Temporal client failure when server restarts

Hi everyone.
I’m using temporalio python SDK version 0.1b2 and I see that if Temporal Server restarts, the error bellow appears on client, and pending workflows are not executed anymore by this client:

So, how to restart the client/application, or retry connection automatically, if connection with server is lost in any moment?

The SDK is at 1.4.0. You should upgrade!

I’d be interested to know what the recommended way of autoreconnecting as with the latest client SDK as if the Temporal server is restarted the client does not autoreconnect.

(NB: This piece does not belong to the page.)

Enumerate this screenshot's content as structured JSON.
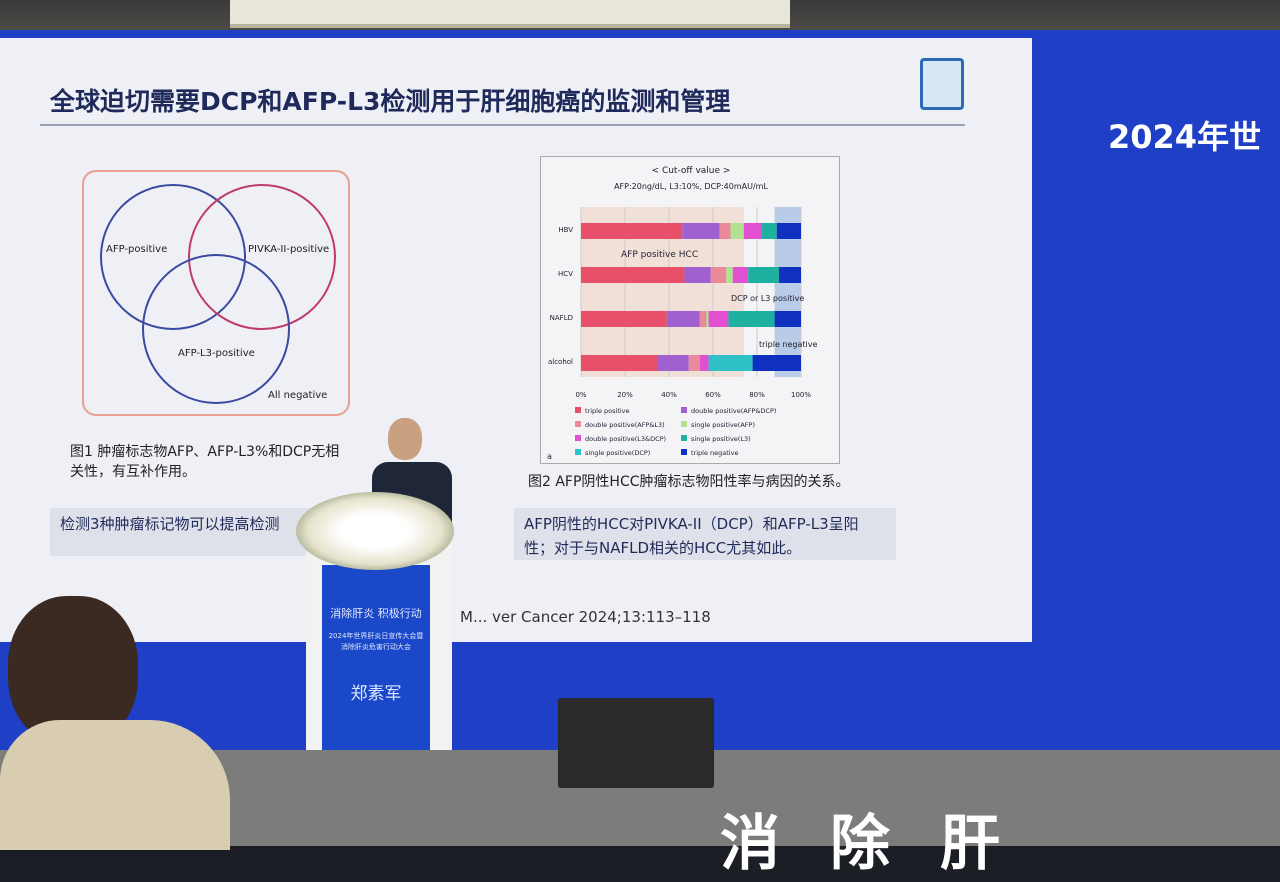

With a bit of trial and error trying to work out how to solve this, I found that the act of calling check_health() on the Temporal service client revives the connection after the Temporal server restarts so I am using this:

import asyncio
import logging
from typing import Optional
from temporalio.client import Client

TEMPORAL_SERVER = "localhost:7233"
TEMPORAL_NAMESPACE = "default"

logger = logging.getLogger(__name__)

class TemporalClientManager:
    def __init__(self) -> None:
        self.client: Optional[Client] = None
        self.client_health_check_period = 10

    async def connect(self) -> None:
        # Start task to periodically reconnect to Temporal if connection drops
        asyncio.create_task(self._keep_alive())
        # Make initial connection
        logger.info(f"Connecting to Temporal server {TEMPORAL_SERVER}")
        self.client = await Client.connect(
            target_host=TEMPORAL_SERVER,
            namespace=TEMPORAL_NAMESPACE,
        )

    async def _keep_alive(self) -> None:
        while True:
            # If disconnected, act of checking health appears to reconnect client
            await asyncio.sleep(self.client_health_check_period)
            if await self.is_connected():
                logger.debug(
                    f"Connection to Temporal server '{TEMPORAL_SERVER}' is alive"
                )
            else:
                logger.error(
                    f"Connection to Temporal server '{TEMPORAL_SERVER}' failed"
                )

    async def is_connected(self) -> bool:
        try:
            return await self.client.service_client.check_health()
        except Exception as e:
            logger.warning(f"Failed to check Temporal health: {e}")
            return False

temporal_client_mgr = TemporalClientManager()

I am not confident this is a good solution as I periodically get a “transport error” when running the health check:

17:51:39.903 | DEBUG | _keep_alive:95 | :lady_beetle: Connection to Temporal server ‘localhost:7233’ is alive
17:51:49.914 | WARNING | is_connected:108 | :warning: Failed to check Temporal health: transport error
17:51:49.915 | ERROR | _keep_alive:100 | :x: Connection to Temporal server ‘localhost:7233’ failed
17:51:59.927 | DEBUG | _keep_alive:95 | :lady_beetle: Connection to Temporal server ‘localhost:7233’ is alive
.
.
.
17:57:10.360 | DEBUG | _keep_alive:95 | :lady_beetle: Connection to Temporal server ‘localhost:7233’ is alive
17:57:20.364 | WARNING | is_connected:108 | :warning: Failed to check Temporal health: transport error
17:57:20.364 | ERROR | _keep_alive:100 | :x: Connection to Temporal server ‘localhost:7233’ failed
17:57:30.378 | DEBUG | _keep_alive:95 | :lady_beetle: Connection to Temporal server ‘localhost:7233’ is alive
17:57:40.401 | DEBUG | _keep_alive:95 | :lady_beetle: Connection to Temporal server ‘localhost:7233’ is alive

It looks like there is an open issue for this the client not auto-reconnecting:

High-level client calls should automatically retry if they fail because of a connection is no longer available (as opposed to low level calls on one of the service fields, but you can set retry on those too). 1.4.0 now has keep alive built in by default (30s interval, 15s timeout). Which situations are you making a call after server restart that is failing? Is it a high level call like start workflow?

EDIT: I just updated/closed the GH issue with a test I performed confirming worker and client both recover

@Chad_Retz - please accept my apologies. I added my workaround when I was running 1.3.0 but didn’t retest on 1.4.0 because I found #397 open.

I only require autoreconnect to work for high-level calls so after reading your reply I removed my workaround code and found version 1.4.0 does reconnect automatically.

Thanks for the quick response.